Só li os dois primeiros livros do Paulo Coelho, “O Alquimista” e “Diário de um Mago”. Eram histórias muito interessantes, mas, se bem me lembro, achei que ele confundia esoterismo com mera psicoterapia. Não sei a que se deve o sucesso dele, mas certamente ele não é o único escritor otimista do mundo.

Alguns críticos atribuem ao sr. uma posição simetricamente equivalente, do lado ocidental, à dos fundamentalistas muçulmanos e de outros ideólogos totalitários, ou seja, contrários à visão pluralista da cultura e da sociedade? Como o sr. responderia a essa crítica?

Que ela é uma estupidez, enunciada por semi-analfabetos que nem leram as minhas obras nem sabem o que quer que seja dos fundamentalistas islâmicos. Aliás, você acredita mesmo que os comunistas, adeptos do mais sangrento dos totalitarismos, defendam “uma visão pluralista da cultura e da sociedade”? Você já viu o controle férreo que essa gente exerce sobre as opiniões no meio acadêmico e jornalístico? Qualificar a mim como totalitário e a eles como pluralistas é uma completa inversão da situação real. É impressionante como essas mentirinhas pueris circulam e acabam sendo aceitas como verdades.

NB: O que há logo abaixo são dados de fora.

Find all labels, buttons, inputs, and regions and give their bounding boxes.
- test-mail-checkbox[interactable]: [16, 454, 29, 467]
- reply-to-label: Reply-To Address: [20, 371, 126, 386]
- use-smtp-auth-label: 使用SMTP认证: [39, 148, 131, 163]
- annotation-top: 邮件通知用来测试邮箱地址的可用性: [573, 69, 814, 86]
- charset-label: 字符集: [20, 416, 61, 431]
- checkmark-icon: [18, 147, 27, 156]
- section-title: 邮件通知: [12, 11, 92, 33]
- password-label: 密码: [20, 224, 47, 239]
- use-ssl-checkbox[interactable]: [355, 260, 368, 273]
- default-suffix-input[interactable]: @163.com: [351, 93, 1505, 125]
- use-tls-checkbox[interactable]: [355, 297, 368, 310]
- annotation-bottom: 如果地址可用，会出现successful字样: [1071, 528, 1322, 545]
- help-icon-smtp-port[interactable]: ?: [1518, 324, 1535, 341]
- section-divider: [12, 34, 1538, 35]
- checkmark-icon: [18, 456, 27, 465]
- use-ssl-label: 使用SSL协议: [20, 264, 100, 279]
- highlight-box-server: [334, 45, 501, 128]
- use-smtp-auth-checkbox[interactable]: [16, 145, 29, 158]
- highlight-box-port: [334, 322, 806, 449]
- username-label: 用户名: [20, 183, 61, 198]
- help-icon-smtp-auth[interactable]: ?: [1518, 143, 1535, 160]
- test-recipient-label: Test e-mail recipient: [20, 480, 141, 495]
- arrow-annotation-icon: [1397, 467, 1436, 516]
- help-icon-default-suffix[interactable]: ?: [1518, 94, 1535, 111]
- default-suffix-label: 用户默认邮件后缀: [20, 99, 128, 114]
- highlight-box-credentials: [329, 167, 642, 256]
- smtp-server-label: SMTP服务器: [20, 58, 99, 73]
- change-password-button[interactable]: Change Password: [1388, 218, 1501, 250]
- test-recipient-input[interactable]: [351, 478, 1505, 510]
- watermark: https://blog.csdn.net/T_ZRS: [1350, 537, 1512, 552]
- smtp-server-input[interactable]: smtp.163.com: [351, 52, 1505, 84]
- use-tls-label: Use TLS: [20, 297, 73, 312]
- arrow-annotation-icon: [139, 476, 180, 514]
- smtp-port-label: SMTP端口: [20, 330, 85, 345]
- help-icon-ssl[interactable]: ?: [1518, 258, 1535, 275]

Um de seus temas mais caros é a crítica ao ensino acadêmico no Brasil. Qual seria a origem dos males apontados e como combater o estado de coisas atual?

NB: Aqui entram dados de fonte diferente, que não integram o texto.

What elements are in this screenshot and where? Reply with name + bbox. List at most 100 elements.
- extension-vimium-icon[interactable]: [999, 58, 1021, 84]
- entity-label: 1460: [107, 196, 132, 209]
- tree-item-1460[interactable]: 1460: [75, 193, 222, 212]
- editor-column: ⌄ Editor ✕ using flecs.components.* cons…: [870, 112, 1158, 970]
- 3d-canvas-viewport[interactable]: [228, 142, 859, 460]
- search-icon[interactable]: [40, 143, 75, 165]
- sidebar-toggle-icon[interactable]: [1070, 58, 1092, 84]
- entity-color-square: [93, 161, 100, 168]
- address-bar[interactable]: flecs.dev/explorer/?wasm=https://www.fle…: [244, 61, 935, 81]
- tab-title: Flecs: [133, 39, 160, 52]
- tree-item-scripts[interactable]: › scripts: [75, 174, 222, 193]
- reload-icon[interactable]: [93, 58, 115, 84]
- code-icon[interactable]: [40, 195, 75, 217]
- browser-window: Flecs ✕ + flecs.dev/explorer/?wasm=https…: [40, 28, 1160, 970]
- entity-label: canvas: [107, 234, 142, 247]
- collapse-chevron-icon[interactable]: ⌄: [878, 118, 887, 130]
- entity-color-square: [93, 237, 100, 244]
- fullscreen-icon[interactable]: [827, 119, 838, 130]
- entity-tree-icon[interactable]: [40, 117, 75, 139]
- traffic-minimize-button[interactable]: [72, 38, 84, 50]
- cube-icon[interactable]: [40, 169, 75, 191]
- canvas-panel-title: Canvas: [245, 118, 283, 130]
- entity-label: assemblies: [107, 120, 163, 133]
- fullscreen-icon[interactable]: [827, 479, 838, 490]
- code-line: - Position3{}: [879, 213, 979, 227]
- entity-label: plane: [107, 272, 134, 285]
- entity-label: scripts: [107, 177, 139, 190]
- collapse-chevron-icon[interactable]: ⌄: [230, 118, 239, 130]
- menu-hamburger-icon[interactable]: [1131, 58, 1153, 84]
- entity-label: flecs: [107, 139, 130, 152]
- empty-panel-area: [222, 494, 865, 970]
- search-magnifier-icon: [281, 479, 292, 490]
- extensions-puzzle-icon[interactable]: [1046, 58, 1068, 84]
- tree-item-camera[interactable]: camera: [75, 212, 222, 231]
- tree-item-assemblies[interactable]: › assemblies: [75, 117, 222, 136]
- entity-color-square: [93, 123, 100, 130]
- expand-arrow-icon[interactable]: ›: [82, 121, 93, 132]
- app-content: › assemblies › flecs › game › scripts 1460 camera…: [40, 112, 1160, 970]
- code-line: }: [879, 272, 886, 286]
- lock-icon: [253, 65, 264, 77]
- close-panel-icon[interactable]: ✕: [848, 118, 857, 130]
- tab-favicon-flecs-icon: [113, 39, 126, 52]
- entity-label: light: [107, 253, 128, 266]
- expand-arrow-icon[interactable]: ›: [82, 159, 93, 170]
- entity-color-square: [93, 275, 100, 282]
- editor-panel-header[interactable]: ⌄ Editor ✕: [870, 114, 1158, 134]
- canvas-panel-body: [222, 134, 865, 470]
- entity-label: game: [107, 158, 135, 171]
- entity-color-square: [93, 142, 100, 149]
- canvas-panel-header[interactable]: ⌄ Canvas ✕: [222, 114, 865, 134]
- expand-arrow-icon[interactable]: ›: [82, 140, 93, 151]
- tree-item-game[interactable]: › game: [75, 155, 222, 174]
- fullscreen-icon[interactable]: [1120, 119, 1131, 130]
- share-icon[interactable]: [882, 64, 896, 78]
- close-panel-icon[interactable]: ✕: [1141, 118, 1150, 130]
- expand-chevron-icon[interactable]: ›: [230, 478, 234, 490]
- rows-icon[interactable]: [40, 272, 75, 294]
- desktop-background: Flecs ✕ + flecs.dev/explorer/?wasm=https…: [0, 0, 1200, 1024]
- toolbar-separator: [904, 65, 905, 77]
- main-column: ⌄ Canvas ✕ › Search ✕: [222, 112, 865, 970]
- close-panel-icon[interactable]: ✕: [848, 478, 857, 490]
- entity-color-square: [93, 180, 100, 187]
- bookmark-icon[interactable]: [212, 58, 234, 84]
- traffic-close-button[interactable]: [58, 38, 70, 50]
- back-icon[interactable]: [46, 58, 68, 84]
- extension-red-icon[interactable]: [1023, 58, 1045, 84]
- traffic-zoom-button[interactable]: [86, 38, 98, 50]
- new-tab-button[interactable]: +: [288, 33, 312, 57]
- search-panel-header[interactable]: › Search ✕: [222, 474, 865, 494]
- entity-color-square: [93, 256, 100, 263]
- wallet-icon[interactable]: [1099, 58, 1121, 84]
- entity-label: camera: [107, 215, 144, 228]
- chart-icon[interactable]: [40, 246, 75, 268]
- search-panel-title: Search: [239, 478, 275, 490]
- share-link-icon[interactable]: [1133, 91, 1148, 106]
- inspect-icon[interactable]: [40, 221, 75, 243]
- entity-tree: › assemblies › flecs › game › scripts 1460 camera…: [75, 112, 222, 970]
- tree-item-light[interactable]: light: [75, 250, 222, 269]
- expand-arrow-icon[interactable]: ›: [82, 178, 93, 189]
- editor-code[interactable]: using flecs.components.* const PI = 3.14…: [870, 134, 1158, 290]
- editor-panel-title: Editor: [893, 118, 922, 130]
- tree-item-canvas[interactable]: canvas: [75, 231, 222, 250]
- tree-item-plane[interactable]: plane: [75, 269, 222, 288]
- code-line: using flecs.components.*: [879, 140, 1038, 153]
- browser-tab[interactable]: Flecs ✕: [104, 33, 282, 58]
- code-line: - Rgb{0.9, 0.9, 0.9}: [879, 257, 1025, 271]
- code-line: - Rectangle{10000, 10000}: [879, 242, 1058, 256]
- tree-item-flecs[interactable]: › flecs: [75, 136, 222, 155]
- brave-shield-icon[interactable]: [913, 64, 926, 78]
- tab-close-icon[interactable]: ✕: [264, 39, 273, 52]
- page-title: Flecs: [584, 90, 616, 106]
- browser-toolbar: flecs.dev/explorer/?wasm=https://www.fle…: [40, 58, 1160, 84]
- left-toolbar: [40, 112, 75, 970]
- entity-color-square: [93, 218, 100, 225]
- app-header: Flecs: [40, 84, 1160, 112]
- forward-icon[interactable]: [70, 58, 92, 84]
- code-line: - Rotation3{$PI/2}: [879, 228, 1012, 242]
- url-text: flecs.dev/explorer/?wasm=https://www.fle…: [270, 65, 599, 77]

A origem remota é a fragilidade geral das elites intelectuais brasileiras, a cuja formação ninguém deu a mínima atenção, desde o século passado. A origem próxima é a apropriação da universidade pela propaganda totalitária rasteira. Hoje o brasileiro só entra numa universidade para aprender a recitar slogans maoístas e fidelistas dignos de inteligências de galinha. Os partidos de esquerda são diretamente responsáveis pela redução da universidade brasileira à barbárie.

A imprensa brasileira luta para alcançar mais leitores, mas prende-se aos limites estruturais de um país semi-alfabetizado e a estratégias de marketing que pregam a popularização. Parece-lhe que essa imprensa vem cumprindo adequadamente seu papel?

A imprensa é hoje o produto de um conluio entre os interesses comerciais das empresas e os interesses políticos dos grupos esquerdistas que dominam as redações. As empresas, em troca de dinheiro, deixam os jornalistas-militantes fazer propaganda ideológica, e estes, em troca de espaço para enganar o leitor com propaganda ideológica, lutam pelo crescimento econômico das empresas. Isso é tudo. Graças a esse estado de coisas, notícias fundamentais, como por exemplo o julgamento do clã Pol-Pot no Camboja (certamente o fato judicial mais importante desde o tribunal de Nuremberg), são cinicamente sonegadas ao povo. Simplesmente não há mais jornalismo no Brasil, com exceções que se contam nos dedos de uma só mão. O que há, em geral, é manipulação e desinformação.

Como o sr. vê a questão do racismo no país e as relações sociais que camuflam os conflitos e traumas históricos, negando-os ou relativizando-os positivamente diante de realidades, como a norte-americana, onde as reivindições dos afro-descendentes são postas de maneira muito mais afirmativa?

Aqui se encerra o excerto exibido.